On 3 April 2025 the MAIB released an interim report, with new images of the incident. The report said "Neither Solong nor Stena Immaculate had a dedicated lookout on the bridge." The MAIB said its full investigation would examine "navigation and watchkeeping practices, manning and fatigue management, the condition and maintenance of the vessels involved and the environmental conditions at the time of crash."

=== Legal ===
After the Coastguard called off the search for the missing crewmember on 11 March, Humberside Police opened a criminal investigation and arrested Solongs 59-year-old Russian captain on suspicion of gross negligence manslaughter. On 14 March he was charged with the offence and was remanded in police custody to appear at Hull Magistrates Court the following day. On 15 March no application for bail was made and the captain was remanded in custody. No pleas were entered and he appeared on 14 April at the Old Bailey to confirm his identity, and on 30 May, he pleaded not guilty before the court via video link from prison. A trial date was set for 12 January 2026. On 2 February 2026, following a trial at the Old Bailey, he was found guilty of gross negligence manslaughter. On 5 February 2026, Mr Justice Andrew Baker sentenced him to six years imprisonment.

== Impact ==
The coastguard reported that "the incident remains ongoing and an assessment of the likely counter pollution response required is being enacted", while Greenpeace UK stated it was too early to calculate the environmental damage. Aviation fuel had begun to leak, raising fears for local bird and aquatic life.

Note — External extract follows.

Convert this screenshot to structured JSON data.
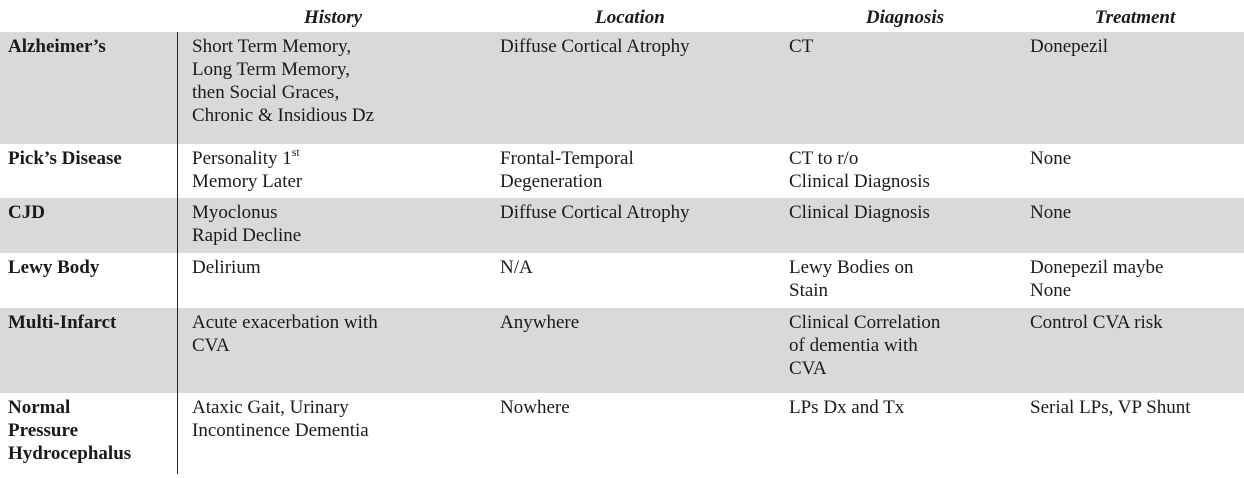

While it is less viscous than crude, so should not clog birds' feathers, it is poisonous. The heavy fuel powering both ships, however, is thick enough to smother birds, although in the aftermath of the crash it was unknown if this, as well as the aviation fuel, had leaked.

Animals likely to be affected included puffins, razorbills, gannets and kittiwakes. Due to the approach of nesting season, birds were gathering off shore as well as on local mudflats and other protected areas such as Holderness conservation zone. Also thought to be at risk were grey seals, porpoises, various species of cetaceans, ocean quahogs, oysters, seagrass and commercial fish stocks. The MAIB organised a unit to begin an assessment, comprising specialist pollution experts, international firefighters, marine chemists, and hazardous materials experts. Dutch salvage company Boskalis was awarded the contract to salvage Stena Immaculate, and sent a specialist gas engineer, to measure the extent to which harmful substances were released.

The cost of the damage was estimated at around tens of millions of pounds. While it was Solong which had hit Stena Immaculate, environmental lawyers noted that it was the latter's owners who were strictly liable for the contents of its cargo, and any damage caused by it, while both ships' owners would be liable for damage caused by any fuel leaks, although under the Merchant Shipping Act 1995 the British government is likely to underwrite the immediate costs of clean up and rescue. (Note: Possibly attempting to recover these costs from the vessels' owners and insurers later on.) Other affected parties, such as fishermen, local government and tourist operators could also claim.

On 17 March it was reported that "nurdles", small pieces of plastic resin used in plastics manufacturing, had begun to be washed ashore. The Maritime and Coastguard Agency (MCA) reported that they had been initially alerted to the hazard, just off the Wash, by the RNLI, on 16 March.